Juan Carlos Mosqueda

Personal information
- Full name: Juan Carlos Mosqueda Andrade
- Date of birth: 17 April 1985 (age 40)
- Place of birth: Mexico City, Mexico
- Height: 1.67 m (5 ft 5+1⁄2 in)
- Position: Midfielder

Senior career*
- Years: Team / Apps / (Gls)
- 2006–2008: América / 104 / (6)
- 2008–2009: Santos Laguna / 17 / (2)
- 2009–2017: Necaxa / 100 / (4)
- 2013: → Mérida (loan) / 31 / (4)
- 2014–2015: → Lobos BUAP (loan) / 16 / (0)
- 2017: → Veracruz (loan) / 2 / (0)

= Juan Carlos Mosqueda =

Mexican footballer (born 1985)

Juan Carlos Mosqueda Andrade (born 17 April 1985), also known as El More, is a Mexican former footballer.

A centre midfielder, Mosqueda received the opportunity to break into the first team squad at América on August 13, 2006 - in a game against UANL played at América's home ground, the mythical Azteca.
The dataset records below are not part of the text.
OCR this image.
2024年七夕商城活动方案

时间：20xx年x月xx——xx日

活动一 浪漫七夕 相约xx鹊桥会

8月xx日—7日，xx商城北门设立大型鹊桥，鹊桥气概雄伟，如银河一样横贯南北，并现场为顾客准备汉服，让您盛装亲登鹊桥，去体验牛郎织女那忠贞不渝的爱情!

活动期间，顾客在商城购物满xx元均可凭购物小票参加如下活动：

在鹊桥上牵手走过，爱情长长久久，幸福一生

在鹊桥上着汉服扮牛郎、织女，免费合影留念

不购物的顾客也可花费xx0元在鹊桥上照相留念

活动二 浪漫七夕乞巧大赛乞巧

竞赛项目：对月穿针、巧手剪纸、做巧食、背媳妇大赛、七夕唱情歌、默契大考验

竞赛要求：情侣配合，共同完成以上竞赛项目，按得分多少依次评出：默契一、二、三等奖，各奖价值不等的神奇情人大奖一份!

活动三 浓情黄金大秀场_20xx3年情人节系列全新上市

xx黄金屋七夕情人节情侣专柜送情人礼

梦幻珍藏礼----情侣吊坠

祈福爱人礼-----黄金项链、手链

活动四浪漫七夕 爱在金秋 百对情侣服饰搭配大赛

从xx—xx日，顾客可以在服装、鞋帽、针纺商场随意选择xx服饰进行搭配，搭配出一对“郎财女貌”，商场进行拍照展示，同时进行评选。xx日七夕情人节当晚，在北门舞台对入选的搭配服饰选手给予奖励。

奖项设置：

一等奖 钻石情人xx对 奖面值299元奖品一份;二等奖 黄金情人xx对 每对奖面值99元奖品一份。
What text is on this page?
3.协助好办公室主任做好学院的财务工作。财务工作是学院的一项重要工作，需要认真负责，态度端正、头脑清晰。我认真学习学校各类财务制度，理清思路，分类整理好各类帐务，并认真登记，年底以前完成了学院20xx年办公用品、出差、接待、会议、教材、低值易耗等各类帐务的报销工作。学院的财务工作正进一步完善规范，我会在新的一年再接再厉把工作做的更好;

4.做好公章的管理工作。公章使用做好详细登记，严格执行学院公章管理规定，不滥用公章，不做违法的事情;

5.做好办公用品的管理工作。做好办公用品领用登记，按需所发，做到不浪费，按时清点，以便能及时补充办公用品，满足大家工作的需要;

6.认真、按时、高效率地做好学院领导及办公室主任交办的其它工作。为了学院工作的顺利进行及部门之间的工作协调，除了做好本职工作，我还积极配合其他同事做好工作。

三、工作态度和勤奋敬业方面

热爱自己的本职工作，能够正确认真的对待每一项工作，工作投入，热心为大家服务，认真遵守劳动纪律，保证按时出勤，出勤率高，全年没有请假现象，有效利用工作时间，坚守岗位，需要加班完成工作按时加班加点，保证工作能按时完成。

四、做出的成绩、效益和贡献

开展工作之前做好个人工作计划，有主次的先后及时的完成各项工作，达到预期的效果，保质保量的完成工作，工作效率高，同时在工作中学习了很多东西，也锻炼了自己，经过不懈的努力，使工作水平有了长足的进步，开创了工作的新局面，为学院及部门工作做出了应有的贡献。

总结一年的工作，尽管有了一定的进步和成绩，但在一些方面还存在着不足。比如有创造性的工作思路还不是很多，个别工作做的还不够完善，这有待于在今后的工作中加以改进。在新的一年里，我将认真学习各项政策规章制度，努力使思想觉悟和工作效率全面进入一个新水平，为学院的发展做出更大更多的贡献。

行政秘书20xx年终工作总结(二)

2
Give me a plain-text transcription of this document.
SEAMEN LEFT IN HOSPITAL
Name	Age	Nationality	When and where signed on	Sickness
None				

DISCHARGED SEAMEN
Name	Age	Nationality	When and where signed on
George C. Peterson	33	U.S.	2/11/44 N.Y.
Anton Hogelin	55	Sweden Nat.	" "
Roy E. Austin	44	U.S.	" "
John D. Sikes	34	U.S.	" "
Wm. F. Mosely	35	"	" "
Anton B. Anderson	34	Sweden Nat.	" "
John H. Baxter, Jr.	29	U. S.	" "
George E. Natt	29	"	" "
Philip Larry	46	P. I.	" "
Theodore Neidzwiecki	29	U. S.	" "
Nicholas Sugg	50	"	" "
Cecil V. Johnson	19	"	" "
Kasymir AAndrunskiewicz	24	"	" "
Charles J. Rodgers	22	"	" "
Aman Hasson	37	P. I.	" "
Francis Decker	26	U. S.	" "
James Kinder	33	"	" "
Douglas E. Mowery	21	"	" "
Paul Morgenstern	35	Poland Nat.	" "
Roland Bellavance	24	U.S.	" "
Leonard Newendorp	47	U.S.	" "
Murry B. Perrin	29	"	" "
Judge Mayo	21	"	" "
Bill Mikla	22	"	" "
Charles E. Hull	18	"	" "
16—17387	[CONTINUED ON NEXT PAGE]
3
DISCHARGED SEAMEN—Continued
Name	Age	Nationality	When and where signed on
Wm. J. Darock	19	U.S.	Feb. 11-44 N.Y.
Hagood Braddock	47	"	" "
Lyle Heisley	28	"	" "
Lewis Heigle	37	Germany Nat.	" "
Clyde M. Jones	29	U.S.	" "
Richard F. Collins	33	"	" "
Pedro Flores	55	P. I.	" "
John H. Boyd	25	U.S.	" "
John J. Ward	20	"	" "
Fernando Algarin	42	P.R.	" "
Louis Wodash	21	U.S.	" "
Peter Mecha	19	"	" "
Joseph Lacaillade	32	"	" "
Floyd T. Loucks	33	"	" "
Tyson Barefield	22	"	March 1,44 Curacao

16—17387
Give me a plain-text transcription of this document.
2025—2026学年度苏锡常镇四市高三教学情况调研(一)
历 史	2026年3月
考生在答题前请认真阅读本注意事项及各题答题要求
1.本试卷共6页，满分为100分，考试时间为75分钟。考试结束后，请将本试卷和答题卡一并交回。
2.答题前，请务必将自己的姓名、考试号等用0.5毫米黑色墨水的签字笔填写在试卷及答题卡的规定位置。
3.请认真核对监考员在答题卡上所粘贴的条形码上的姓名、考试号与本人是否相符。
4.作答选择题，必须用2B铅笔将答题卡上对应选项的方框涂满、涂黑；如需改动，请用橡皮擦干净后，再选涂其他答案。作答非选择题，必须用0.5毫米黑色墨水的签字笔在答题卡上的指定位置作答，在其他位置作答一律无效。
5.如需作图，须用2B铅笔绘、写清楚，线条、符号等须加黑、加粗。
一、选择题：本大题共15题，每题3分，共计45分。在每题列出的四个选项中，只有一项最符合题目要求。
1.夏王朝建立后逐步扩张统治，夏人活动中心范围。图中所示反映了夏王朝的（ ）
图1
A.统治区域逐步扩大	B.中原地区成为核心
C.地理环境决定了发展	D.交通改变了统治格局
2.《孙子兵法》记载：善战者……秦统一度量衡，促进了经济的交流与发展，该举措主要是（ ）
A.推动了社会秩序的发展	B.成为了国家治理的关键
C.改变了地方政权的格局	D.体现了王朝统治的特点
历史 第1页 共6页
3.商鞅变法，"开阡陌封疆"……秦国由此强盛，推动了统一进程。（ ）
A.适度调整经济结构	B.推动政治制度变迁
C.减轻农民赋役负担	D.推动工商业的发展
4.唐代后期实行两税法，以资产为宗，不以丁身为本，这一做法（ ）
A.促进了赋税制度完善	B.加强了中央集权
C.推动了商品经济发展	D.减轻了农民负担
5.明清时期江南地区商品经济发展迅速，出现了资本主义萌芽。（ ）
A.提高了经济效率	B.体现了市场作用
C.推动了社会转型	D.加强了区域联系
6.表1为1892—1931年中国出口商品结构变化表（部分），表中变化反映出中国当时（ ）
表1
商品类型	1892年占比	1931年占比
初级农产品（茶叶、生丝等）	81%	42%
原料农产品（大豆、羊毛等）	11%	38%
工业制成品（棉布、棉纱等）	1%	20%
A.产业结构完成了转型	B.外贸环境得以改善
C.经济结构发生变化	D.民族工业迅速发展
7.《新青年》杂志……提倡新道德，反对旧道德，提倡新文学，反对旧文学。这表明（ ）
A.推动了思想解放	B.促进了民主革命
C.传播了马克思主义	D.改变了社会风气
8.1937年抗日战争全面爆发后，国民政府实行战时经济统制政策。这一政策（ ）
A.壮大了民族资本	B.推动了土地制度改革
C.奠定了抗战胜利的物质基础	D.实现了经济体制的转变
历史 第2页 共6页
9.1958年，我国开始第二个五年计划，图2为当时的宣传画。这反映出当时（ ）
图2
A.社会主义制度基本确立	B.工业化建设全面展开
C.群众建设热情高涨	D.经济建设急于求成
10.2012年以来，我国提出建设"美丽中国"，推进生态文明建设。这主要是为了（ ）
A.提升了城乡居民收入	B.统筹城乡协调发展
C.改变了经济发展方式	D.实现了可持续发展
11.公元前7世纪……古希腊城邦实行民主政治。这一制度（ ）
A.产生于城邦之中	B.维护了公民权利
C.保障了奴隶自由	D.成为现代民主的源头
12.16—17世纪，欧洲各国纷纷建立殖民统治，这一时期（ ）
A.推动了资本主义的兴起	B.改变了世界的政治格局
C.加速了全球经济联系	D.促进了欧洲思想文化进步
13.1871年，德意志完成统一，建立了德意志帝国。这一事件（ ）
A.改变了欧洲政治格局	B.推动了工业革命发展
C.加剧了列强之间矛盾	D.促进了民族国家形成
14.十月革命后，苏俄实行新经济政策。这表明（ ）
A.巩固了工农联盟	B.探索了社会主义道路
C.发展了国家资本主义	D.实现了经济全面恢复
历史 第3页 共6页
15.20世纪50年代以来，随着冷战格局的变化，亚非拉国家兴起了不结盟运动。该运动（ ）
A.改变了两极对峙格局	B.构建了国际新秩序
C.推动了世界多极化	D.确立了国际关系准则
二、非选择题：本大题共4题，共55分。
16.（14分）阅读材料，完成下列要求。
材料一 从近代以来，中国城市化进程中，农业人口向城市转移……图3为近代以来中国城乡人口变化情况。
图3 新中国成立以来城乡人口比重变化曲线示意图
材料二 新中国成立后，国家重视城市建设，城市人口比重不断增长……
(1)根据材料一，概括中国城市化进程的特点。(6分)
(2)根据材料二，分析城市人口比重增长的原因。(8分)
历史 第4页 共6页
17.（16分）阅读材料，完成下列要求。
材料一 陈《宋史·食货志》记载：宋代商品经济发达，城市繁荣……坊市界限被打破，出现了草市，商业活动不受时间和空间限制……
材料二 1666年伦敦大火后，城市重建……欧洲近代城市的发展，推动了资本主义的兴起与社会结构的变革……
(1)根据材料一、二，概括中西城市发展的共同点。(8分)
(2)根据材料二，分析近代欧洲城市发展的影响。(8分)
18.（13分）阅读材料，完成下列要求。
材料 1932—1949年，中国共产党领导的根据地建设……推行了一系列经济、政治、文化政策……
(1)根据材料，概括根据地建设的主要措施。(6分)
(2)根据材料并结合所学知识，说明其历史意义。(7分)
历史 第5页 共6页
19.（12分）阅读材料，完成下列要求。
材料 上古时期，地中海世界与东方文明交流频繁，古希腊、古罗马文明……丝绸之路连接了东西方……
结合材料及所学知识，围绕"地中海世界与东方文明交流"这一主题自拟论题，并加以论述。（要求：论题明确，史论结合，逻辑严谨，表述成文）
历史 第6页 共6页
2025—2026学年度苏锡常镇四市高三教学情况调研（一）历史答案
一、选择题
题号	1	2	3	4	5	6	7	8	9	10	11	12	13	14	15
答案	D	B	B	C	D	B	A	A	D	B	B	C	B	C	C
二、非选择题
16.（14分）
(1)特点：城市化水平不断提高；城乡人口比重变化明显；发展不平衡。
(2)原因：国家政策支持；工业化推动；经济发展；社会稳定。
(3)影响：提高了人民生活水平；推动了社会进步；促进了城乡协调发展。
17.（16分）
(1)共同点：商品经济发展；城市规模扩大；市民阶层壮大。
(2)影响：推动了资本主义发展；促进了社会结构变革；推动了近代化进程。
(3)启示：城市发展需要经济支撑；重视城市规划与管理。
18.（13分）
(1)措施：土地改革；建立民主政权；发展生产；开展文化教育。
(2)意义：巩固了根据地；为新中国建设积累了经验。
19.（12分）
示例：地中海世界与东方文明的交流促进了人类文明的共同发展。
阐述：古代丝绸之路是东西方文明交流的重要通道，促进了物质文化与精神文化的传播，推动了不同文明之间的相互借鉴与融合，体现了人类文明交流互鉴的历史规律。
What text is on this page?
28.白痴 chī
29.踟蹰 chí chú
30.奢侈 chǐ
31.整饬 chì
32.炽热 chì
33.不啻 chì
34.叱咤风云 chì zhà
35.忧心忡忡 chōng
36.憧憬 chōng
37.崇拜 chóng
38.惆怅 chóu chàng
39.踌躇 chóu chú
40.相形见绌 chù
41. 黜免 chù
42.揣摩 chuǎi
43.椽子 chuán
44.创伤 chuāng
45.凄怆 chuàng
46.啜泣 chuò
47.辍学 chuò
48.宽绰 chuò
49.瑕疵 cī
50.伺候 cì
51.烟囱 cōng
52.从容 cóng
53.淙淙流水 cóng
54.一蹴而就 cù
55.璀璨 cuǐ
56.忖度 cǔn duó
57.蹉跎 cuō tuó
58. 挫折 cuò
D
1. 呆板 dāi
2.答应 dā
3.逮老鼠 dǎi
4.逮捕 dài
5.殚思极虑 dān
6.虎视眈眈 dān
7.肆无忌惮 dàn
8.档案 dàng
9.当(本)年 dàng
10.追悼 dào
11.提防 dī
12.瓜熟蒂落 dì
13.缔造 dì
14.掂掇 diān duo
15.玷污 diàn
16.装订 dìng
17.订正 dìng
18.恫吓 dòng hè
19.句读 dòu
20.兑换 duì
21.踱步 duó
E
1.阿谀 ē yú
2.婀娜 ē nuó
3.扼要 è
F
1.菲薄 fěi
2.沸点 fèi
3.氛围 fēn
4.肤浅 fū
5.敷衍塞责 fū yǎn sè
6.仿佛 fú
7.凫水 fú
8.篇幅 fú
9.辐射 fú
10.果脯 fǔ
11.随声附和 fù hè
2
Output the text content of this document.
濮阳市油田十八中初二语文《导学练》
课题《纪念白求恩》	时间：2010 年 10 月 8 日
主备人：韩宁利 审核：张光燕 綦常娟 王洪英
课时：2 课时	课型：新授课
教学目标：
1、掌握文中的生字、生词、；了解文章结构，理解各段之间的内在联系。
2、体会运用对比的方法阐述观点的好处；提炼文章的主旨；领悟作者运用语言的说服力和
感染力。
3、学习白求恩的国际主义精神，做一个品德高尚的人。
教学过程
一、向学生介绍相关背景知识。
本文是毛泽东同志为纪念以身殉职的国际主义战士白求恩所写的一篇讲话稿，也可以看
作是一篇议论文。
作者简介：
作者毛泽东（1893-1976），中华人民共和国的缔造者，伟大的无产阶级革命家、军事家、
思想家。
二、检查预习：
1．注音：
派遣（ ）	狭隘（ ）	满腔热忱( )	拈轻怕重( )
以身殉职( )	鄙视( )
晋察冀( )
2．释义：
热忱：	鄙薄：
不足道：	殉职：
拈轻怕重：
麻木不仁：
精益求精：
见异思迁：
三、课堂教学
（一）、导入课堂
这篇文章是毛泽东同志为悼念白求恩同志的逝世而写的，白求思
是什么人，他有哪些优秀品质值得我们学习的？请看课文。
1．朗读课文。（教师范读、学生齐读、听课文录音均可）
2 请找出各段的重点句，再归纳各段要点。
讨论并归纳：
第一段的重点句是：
The exodus of experienced midfielders from Club América following the Clausura 2006 season prompted Águilas' manager Luis Fernando Tena to dig into the youth squads for possible replacements coming into the Apertura 2006 season. Following a 0-1 victory at San Luis in Week 1 of the season in which the lack of offensive creation in the midfield was evident, the 21-year-old Mosqueda was given the chance to debut the following week, subbing for Fabián Peña at the beginning of the second half. Later that game, with four minutes remaining and América trailing 0-1 in their inaugural home game for the Apertura 2006 season - Mosqueda fired a scorcher into the upper right corner of the goal defended by Edgar Hernández. The spectacular goal gave his team the draw and cemented a dream debut.

In December 2008 he went on loan to Santos Laguna. In December 2009 he went on loan to Club Necaxa.